On Sat, 11 Sep 2004, Dain Sundstrom wrote:
Aaron, do you want to handle this one?  I'm going to try to figure out
the keyword problem.

I'll take a look at restoring the ignore properties tomorrow.

What was it you were doing with execute bits? What does the
execute bit mean in subversion? Will it actually mark it with the execute
filesystem flag when checked out on *nix or something? Or is it just
related to whether it treats the file as text or binary or something?

Everything you want to know is in the Subversion book :) This is from pages 114-5:


svn:executable
The svn:executable property is used to control a versioned file's filesystem-level execute permission bit in a semi-automated way. This property has no defined values—its mere presence indicates a desire that the execute permission bit be kept enabled by Subversion. Removing this property will restore full control of the execute bit back to the operating system.

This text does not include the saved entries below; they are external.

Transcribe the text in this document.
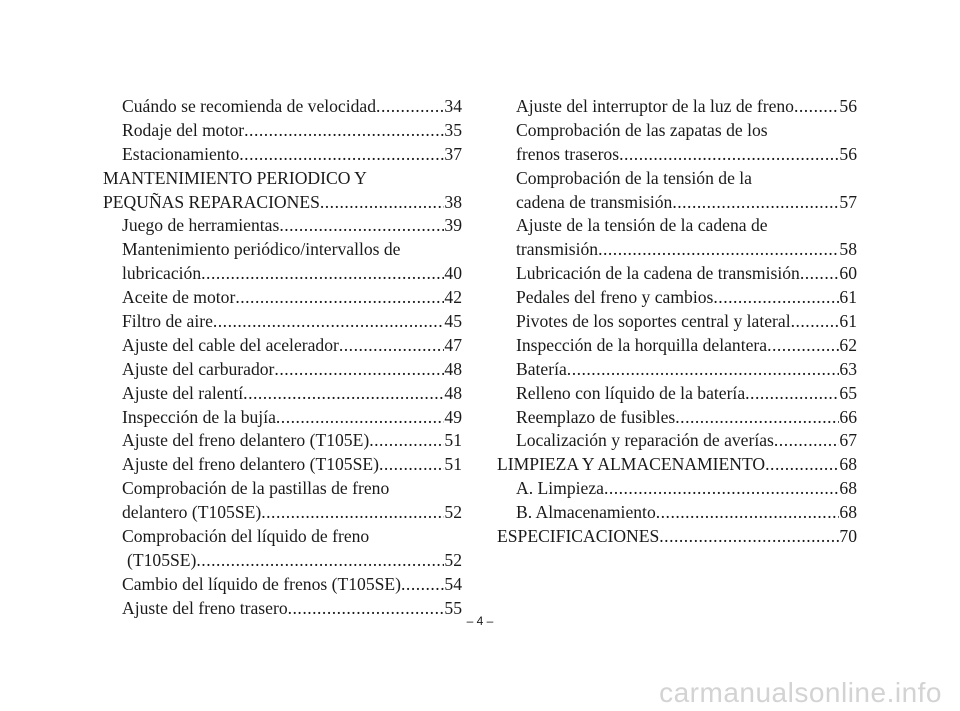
Cuándo se recomienda de velocidad .....	34
Rodaje del motor .....	35
Estacionamiento .....	37
MANTENIMIENTO PERIODICO Y
PEQUÑAS REPARACIONES .....	38
Juego de herramientas .....	39
Mantenimiento periódico/intervallos de
lubricación .....	40
Aceite de motor .....	42
Filtro de aire .....	45
Ajuste del cable del acelerador .....	47
Ajuste del carburador .....	48
Ajuste del ralentí .....	48
Inspección de la bujía .....	49
Ajuste del freno delantero (T105E) .....	51
Ajuste del freno delantero (T105SE) .....	51
Comprobación de la pastillas de freno
delantero (T105SE) .....	52
Comprobación del líquido de freno
(T105SE) .....	52
Cambio del líquido de frenos (T105SE) ..... 54
Ajuste del freno trasero .....	55
Ajuste del interruptor de la luz de freno .....	56
Comprobación de las zapatas de los
frenos traseros .....	56
Comprobación de la tensión de la
cadena de transmisión .....	57
Ajuste de la tensión de la cadena de
transmisión .....	58
Lubricación de la cadena de transmisión ..... 60
Pedales del freno y cambios .....	61
Pivotes de los soportes central y lateral .....	61
Inspección de la horquilla delantera .....	62
Batería .....	63
Relleno con líquido de la batería .....	65
Reemplazo de fusibles .....	66
Localización y reparación de averías .....	67
LIMPIEZA Y ALMACENAMIENTO .....	68
A. Limpieza .....	68
B. Almacenamiento .....	68
ESPECIFICACIONES .....	70
– 4 –
carmanualsonline.info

On many operating systems, the ability to execute a file as a command is governed by the presence of an execute permission bit. This bit usually defaults to being disabled, and must be explicitly enabled by the user for each file that needs it. In a working copy, new files are being created all the time as new versions of existing files are received during an update. This means that you might enable the execute bit on a file, then update your working copy, and if that file was changed as part of the update, its execute bit might get disabled. So, Subversion provides the svn:executable property as a way to keep the execute bit enabled.

This property has no effect on filesystems that have no concept of an executable permission bit, such as FAT32 and NTFS. 28 Also, although it has no defined values, Subversion will force its value to * when setting this property. Finally, this property is valid only on files, not on directories.